Please post questions/answers under the following categories. If you don't see an appropriate category for your addition, please add one.

General Application/Framework

Q: Where can I find information about upgrading to a new NiFi version?

  • A: The Upgrading NiFi guide provides steps for upgrading NiFi along with suggested NiFi installation configurations that make upgrading even easier. We also offer Migration Guidance. Additionally you can find details on upgrading in the System Properties section of the Administrator Guide.

Q: Where can I find information about the REST API?

  • A: The REST API documentation is included in the "help" documentation within the application and also on our web site here. To get to the documentation within the application, click on the "help" link in the upper-right corner of the NiFi user interface. Then, in the pane on the left-hand side, scroll down to the very bottom, where you will see a Developer section, with links to the Developer Guide and the REST API documentation.

Q: What is the base endpoint for the NiFi REST API?

  • A: The base endpoint is http://[server]:8080/nifi-api for default settings. If you adjust the conf/nifi.properties, then these values may differ.

Q: How do I select multiple items on the graph at the same time, such as if I want to select and move a group of processors?

  • A: You can either select one item, and then hold down the Shift key and select other items, or you can click anywhere on the blank graph, outside what you want to select, then hold down the shift key and drag a selection box around what you want to select.

Q: How do I set up NiFi to run behind a proxy?

  • A: There are a couple of key items to know when doing this.
    1) NiFi is comprised of a number of web applications (web UI, web API, documentation, custom UI's, etc). So, you'll need to set up your mapping to the root path. That way, all context paths are passed through accordingly. For instance, if you only mapped the /nifi context path, the custom UI for the UpdateAttribute processor will not work, since it's available at /update-attribute-ui-<version>.
    2) NiFi's REST API will generate URIs for each component on the graph.

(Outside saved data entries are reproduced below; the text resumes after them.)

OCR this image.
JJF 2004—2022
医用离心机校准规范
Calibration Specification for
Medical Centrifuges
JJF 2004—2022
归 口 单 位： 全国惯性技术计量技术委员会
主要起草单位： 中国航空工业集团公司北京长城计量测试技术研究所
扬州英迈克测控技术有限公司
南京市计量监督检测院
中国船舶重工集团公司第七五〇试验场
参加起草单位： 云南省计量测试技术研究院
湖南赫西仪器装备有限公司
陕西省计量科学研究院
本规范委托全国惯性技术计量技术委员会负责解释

Since you are coming through a proxy, you'll need to override certain elements of the URIs being generated. You can override the elements of the URI by adding the following HTTP headers when your proxy generates the HTTP request to the NiFi instance:
    X-ProxyScheme - the scheme to use to connect to your proxy (https in this case)
    X-ProxyHost - the host of your proxy
    X-ProxyPort - the port your proxy is listening on
    X-ProxyContextPath - the path you've configured to map to the NiFi instance

Q: Am I correct in assuming that I can transit large volumes of data through NiFi flows in and out of Hadoop?

  • A: Yes, you are correct that large payloads can be moved through NiFi. As data moves through NiFi, a pointer to the data is being passed around, referred to as a FlowFile. The content of the FlowFile is only accessed as needed.
    The key for large payloads would be to operate on the payload in a streaming fashion so that you don't read too many large payloads into memory and exceed your JVM memory. As an example, a typical pattern for bringing data into HDFS from NiFi, is to use a MergeContent processor right before a PutHDFS processor. MergeContent can take many small/medium size files and merge them together to form an appropriate size file for HDFS. It does this by copying all of the input streams from the original files to a new output stream, and can, therefore, merge a large amount of files without exceeding the memory of the JVM.

Q: What happens to my data if there is a power loss and the system goes down?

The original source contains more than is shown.